USB ports aren’t going to turn around NYC’s troubled bus system.

Cuomo’s transit announcements tend to glorify grand edifices like a new Penn Station train hall, boondoggles like a roundabout AirTrain link to LaGuardia by way of Flushing, or bells and whistles like charging ports and Wi-Fi on buses. The nuts and bolts of transit service “that people want to use” don’t get much attention from the man in charge of the MTA.

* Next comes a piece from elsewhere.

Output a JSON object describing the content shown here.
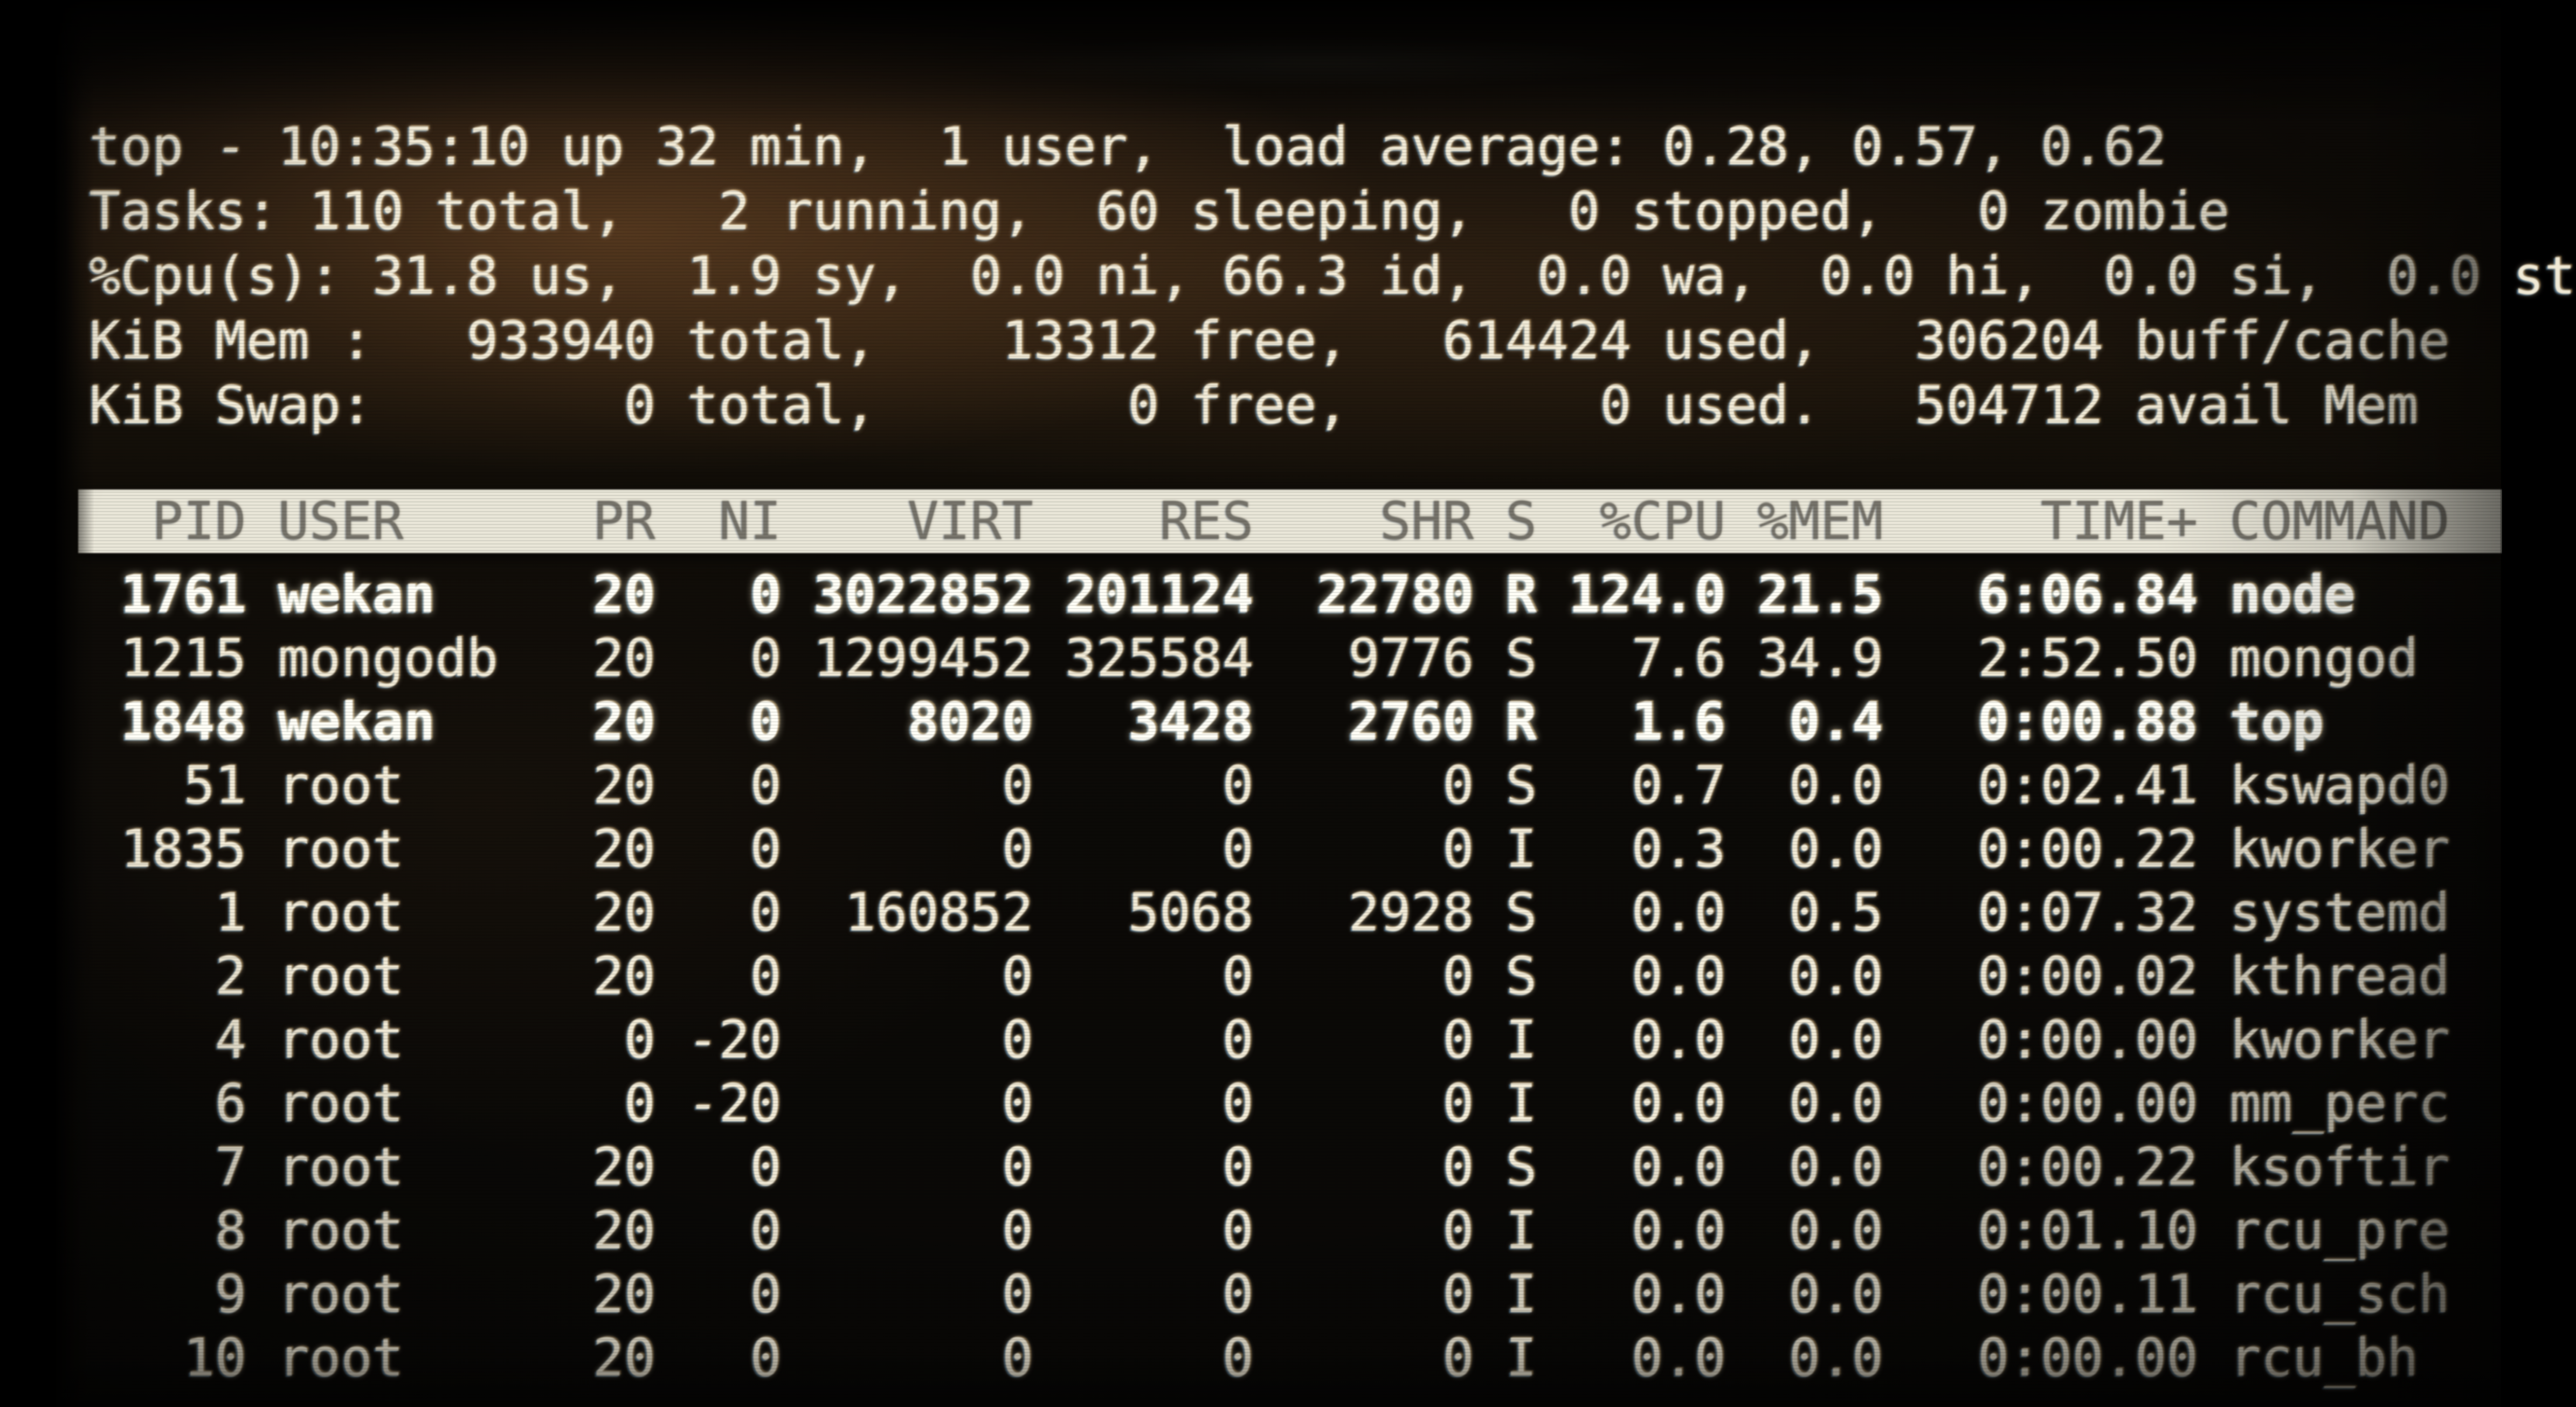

The neglect of core service is most apparent in the deterioration of New York City’s bus system. Since 2002, bus ridership in New York has fallen 16 percent, even as population and jobs have rapidly grown. At an average weekday speed of 7.4 mph, the MTA operates the slowest bus service in America. Riders can’t rely on buses to come at regular intervals instead of clumped in bunches with long gaps between arrivals.

In a recent report [PDF], TransitCenter prescribes a comprehensive approach to turn around NYC bus service, recommending changes to streets, signals, bus routes, fare payment, and dispatching that will make buses run faster and more reliably.

A coalition of advocates has urged NYC DOT (which controls the streets and signals) and the MTA (which controls the rest) to embrace those recommendations. At a City Council hearing tomorrow, both agencies are expected to testify about how they plan to tackle the problem of poor bus service.

So far, the response from DOT has been promising, TransitCenter reports, but the MTA has not acknowledged the scale of what needs to be done.